Alsop's resemblance to Soane goes beyond simple analogies such as a love of strong colour, although this helps the placing of Alsop's projects in model form around the house, as well as in the exhibition gallery, to succeed. Soane belonged to a generation that needed to assert the professional skill and probity of the architect. Classicists, from Inigo Jones to Soane in the English tradition, had professed that 'quick extroverts' (whom they would have classified after Galen as possessing the sanguine temperament) should conceal their true identity under a phlegmatic (or slow extrovert) public appearance. We have the Forsyte Saga before our eyes to remind us of the fate of the quick extrovert architect, Philip Bosinney, who lacks such self-control.

After early years in which Alsop's architecture shared the common fate of so many quick extroverts in being celebrated but largely unbuilt, he has achieved a breakthrough to productivity, at first in Europe, and now increasingly at home. The award of the Stirling Prize to his Peckham Library in 2000 was a turning point, and now he has several more projects in London as well as a large arts centre in West Bromwich about to start. When local authorities want to quicken (in both sens es) their localities, they send for Alsop and are not disappointed.

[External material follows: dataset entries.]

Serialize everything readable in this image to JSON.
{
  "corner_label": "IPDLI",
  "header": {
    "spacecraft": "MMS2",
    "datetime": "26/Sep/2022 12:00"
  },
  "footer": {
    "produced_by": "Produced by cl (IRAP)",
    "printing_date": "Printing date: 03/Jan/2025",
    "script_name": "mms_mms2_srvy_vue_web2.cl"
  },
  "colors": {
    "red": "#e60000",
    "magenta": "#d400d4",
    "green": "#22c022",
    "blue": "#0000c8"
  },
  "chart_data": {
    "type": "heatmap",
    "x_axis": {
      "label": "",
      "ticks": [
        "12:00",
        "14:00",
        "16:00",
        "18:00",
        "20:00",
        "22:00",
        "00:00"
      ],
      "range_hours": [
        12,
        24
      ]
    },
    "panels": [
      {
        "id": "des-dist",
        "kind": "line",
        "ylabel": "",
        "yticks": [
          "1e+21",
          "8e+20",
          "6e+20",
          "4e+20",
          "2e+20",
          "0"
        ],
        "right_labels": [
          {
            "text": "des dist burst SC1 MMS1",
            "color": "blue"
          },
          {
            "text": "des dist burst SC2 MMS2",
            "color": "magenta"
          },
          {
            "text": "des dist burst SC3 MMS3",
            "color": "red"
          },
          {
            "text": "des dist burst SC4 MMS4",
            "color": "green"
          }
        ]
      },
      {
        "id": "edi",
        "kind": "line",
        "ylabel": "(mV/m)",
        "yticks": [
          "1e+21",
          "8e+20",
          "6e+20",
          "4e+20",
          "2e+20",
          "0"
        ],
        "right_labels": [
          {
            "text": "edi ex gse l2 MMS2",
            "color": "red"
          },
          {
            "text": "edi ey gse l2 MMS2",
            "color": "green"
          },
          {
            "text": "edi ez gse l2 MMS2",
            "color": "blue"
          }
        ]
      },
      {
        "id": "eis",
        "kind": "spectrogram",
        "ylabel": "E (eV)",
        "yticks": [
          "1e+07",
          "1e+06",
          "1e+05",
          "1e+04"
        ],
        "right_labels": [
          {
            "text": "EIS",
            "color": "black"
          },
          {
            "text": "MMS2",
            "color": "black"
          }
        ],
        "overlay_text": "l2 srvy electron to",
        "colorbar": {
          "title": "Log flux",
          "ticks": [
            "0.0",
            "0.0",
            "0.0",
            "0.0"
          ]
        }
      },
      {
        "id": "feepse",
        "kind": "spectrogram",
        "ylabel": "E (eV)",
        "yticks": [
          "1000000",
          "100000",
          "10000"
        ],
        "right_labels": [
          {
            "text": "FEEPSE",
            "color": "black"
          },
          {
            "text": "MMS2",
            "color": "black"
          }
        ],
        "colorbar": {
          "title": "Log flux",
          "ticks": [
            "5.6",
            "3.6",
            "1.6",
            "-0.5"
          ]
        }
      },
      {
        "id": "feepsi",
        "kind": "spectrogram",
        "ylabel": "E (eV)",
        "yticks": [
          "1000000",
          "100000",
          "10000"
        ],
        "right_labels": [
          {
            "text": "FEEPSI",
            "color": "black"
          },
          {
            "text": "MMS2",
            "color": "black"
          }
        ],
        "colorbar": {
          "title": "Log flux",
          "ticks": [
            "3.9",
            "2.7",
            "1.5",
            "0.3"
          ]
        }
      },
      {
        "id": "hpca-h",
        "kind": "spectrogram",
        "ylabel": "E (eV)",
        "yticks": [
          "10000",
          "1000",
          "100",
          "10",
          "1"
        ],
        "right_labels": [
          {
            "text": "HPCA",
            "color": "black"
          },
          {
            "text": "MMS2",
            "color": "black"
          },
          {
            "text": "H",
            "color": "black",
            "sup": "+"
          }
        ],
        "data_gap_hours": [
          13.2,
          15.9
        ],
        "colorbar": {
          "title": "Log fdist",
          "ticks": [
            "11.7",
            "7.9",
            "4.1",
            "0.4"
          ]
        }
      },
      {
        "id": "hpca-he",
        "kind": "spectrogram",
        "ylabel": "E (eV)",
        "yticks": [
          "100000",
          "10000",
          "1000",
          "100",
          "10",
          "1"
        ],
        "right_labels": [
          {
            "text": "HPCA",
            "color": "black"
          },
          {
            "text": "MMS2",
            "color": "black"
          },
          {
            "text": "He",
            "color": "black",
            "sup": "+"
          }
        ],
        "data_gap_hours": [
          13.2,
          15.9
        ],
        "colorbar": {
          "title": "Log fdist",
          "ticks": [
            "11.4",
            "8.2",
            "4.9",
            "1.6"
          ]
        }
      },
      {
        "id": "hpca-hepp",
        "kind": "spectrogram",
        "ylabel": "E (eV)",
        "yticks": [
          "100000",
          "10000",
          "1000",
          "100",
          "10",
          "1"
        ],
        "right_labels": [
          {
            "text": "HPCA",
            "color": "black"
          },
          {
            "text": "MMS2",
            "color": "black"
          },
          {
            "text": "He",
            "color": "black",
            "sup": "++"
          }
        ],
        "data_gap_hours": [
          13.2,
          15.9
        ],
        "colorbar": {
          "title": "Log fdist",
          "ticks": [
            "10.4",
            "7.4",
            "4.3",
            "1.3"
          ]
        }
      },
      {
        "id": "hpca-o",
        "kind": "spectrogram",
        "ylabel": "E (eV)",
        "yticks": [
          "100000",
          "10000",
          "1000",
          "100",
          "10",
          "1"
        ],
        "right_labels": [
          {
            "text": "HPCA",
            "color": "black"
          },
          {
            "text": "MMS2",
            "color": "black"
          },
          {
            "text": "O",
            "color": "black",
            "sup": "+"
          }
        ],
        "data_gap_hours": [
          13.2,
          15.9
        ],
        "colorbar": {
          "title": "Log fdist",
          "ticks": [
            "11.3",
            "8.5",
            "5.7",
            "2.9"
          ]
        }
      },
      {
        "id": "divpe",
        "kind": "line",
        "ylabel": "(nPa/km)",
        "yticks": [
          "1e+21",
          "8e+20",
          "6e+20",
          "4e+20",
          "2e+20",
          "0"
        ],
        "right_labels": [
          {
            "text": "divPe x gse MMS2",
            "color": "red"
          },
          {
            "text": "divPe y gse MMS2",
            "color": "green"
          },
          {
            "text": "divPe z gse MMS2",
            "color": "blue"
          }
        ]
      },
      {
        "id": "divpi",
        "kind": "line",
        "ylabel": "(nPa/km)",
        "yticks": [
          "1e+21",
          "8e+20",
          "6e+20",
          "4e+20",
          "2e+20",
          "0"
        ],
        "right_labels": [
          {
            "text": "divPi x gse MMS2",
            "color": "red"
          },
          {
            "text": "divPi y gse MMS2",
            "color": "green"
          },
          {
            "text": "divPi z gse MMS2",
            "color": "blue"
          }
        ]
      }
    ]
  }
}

The Peckham Library looks crazy, but apart from a problem about changing the light bulbs (no jokes, please), it works rather better than the polished products of more ostensibly practical designers. The exhibition displays a number of Alsop's sketchbooks, full of quickfire visual oneliners whose cumulative effect finally materialises in three dimensions. It is a delicate balancing act which could tip over into selfparody or banality. Alsop believes in 'a confidence that allows you to enter the world of "NOT KNOWING" without worrying about it'. Architects have been worrying about something or other for years, and Soane was a particular sufferer. Alsop's levitation act is as surprising and delightful as someone who floats across your threshold on a cushion of air.